Yesterday in Rochester, New Hampshire, McCain said:
This is a clear choice that the American people have. I had the courage and the judgment to say I would rather lose a political campaign than lose a war. It seems to me that Obama would rather lose a war in order to win a political campaign.
It seems that way? Any honest appraisal demands it. Obama's profusion of views on Iraq are dizzying, but they have always had one unifying theme: victory is not an option. Obama opposed The Surge, he opposed troop funding, and he (initially) proposed a hard 16-month timeline for abandoning Iraq regardless of the facts on the ground there and regardless of what the generals recommend (even if genocide raged. No hope or change for you, Iraq). Obama's only sacred principle is that he wants to be president, and the only way this overweening ambition could be satisfied was to run to the left of Hillary Clinton in order to win the Democratic primaries. Thus his purely political Iraq 'strategy' was born.

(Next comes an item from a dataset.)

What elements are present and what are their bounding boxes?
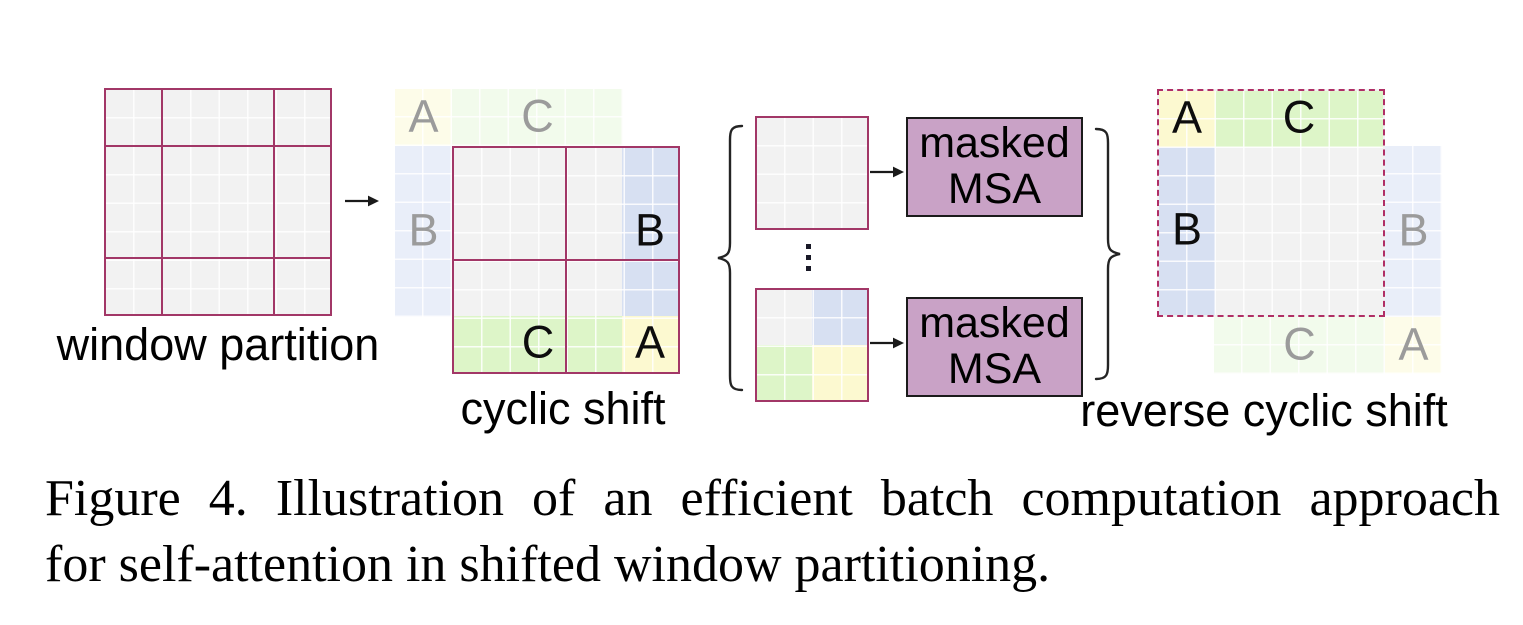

So John McCain can be forgiven, and even congratulated, for pointing out that Obama's views have nothing to do with Iraq, and everything to do with Obama's presidential ambitions.
John McCain on the other hand very courageously proposed troop increases in Iraq at a time when abandoning Iraq to the wolves was seen as conventionally wise, and even desirable. McCain truly did risk all of his presidential ambitions on a single long shot, and had The Surge failed he would of course not be within striking distance of winning the presidency. To John McCain however, victory was more important than John McCain. That is quite refreshing.
Joe Klein reacted by fomenting a lot of faux outrage over McCain's statement, knowing that this uppercut to Obama's solar plexus may well be McCain's best soundbite of the campaign:
This is the ninth presidential campaign I've covered. I can't remember a more scurrilous statement by a major party candidate. It smacks of desperation. It renews questions about whether McCain has the right temperament for the presidency. How sad.I wish the left could, just once, generate this type of ire for lightweight candidates who want to destroy America's military morale and ability to follow through on critical foreign policy projects.